In 2024, practically 90% of the world’s most notable AI fashions got here out of business. Only a yr prior, that determine was 60%. As the size, value, and compute required to construct frontier AI techniques proceed to rise, the hole between tutorial and company growth has grown tougher to disregard.
The most recent AI Index Report from Stanford’s Institute for Human-Centered Synthetic Intelligence (HAI) gives a snapshot of this accelerating shift. Academia stays a significant driver of foundational analysis, nonetheless producing a major share of extremely cited papers. However it’s more and more outpaced in terms of constructing the biggest and quickest fashions. Coaching compute necessities now double each 5 months, and datasets double each eight, whereas power use rises yearly. On the fringe of frontier AI innovation, the bar for entry is climbing quick.

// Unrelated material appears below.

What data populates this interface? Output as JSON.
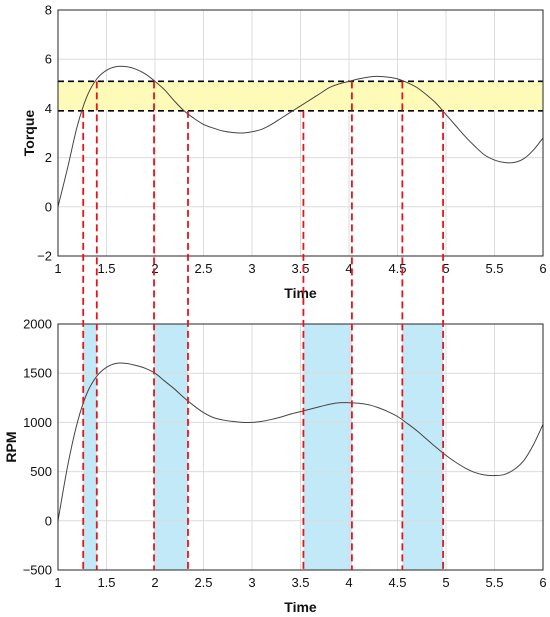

This pattern has triggered alarm in scientific communities that rely upon entry to superior AI techniques to do their work. As the prices and infrastructure wants of mannequin growth scale past the attain of educational labs, there are rising considerations about reproducibility, transparency, and scientific independence.
However the story isn’t totally bleak. In response to the report, open-weight fashions are starting to shut the efficiency hole with their closed-source business counterparts. On some key benchmarks, the distinction between open and closed fashions shrank from 8% to only 1.7% within the span of a yr. That speedy progress gives hope to researchers, educators, and public-sector establishments who depend on open instruments to construct domain-specific purposes or consider new strategies.
Determine 2.1.34 illustrates the efficiency traits of the highest closed-weight and open-weight LLMs on the Chatbot Area Leaderboard, a public platform for benchmarking LLM efficiency. (Supply: Stanford HAI AI Index Report)
Additionally working in favor of accessibility is a dramatic drop in inference prices. Between November 2022 and October 2024, the associated fee to run a system performing on the degree of GPT-3.5 fell by greater than 280-fold. {Hardware} prices have declined by 30% yearly, and power effectivity is enhancing at a price of 40% per yr. These traits are serving to to decrease the barrier to entry for AI builders and customers outdoors of hyperscale AI, even when the barrier to coaching frontier fashions stays excessive.
Nonetheless, the focus of frontier innovation raises broader questions. Trade now controls the vast majority of influential fashions, and competitors on the prime is tightening. In response to Stanford, the efficiency hole between the first- and tenth-ranked fashions dropped from 11.9% to five.4% in only one yr. The frontier shouldn’t be solely quickly advancing however can also be turning into more and more crowded. For establishments with out entry to proprietary instruments, information, or compute, the window to take part meaningfully could also be shrinking.
The distinction between the highest- and Tenth-ranked fashions on the Chatbot Area Leaderboard dropped from 11.9% in 2024 to only 5.4% by early 2025, reflecting tighter competitors on the frontier. (Supply: Stanford HAI AI Index Report)
The stakes are particularly excessive for science. From local weather modeling to biomedical analysis, entry to the newest and biggest AI techniques can instantly affect the pace and scope of discovery. That makes the well being of the open supply AI ecosystem not only a technical challenge, however a scientific one. As open fashions develop extra succesful, and as efforts to construct collaborative, clear instruments achieve momentum, the hope is that researchers will retain no less than some room to experiment and innovate on the edge, without having a company companion or a billion-dollar funds.
Amid rising considerations over entry and management in AI growth, Stanford HAI's report additionally emphasised that the know-how’s influence extends far past the lab: “AI is a civilization-changing know-how — not confined to anyone sector, however reworking each business it touches,” mentioned Russell Wald, govt director at Stanford HAI and member of the AI Index Steering Committee, in a launch. “Final yr we noticed AI adoption speed up at an unprecedented tempo, and its attain and influence will solely proceed to develop. The AI Index equips policymakers, researchers, and the general public with the info they should make knowledgeable choices — and to make sure AI is developed with human-centered values at its core.”
Within the race to outline the way forward for AI, who will get to construct on the frontier and who will get left behind could also be simply as necessary as how highly effective the fashions turn into.
Entry the complete Stanford HAI 2025 AI Index Report at this hyperlink.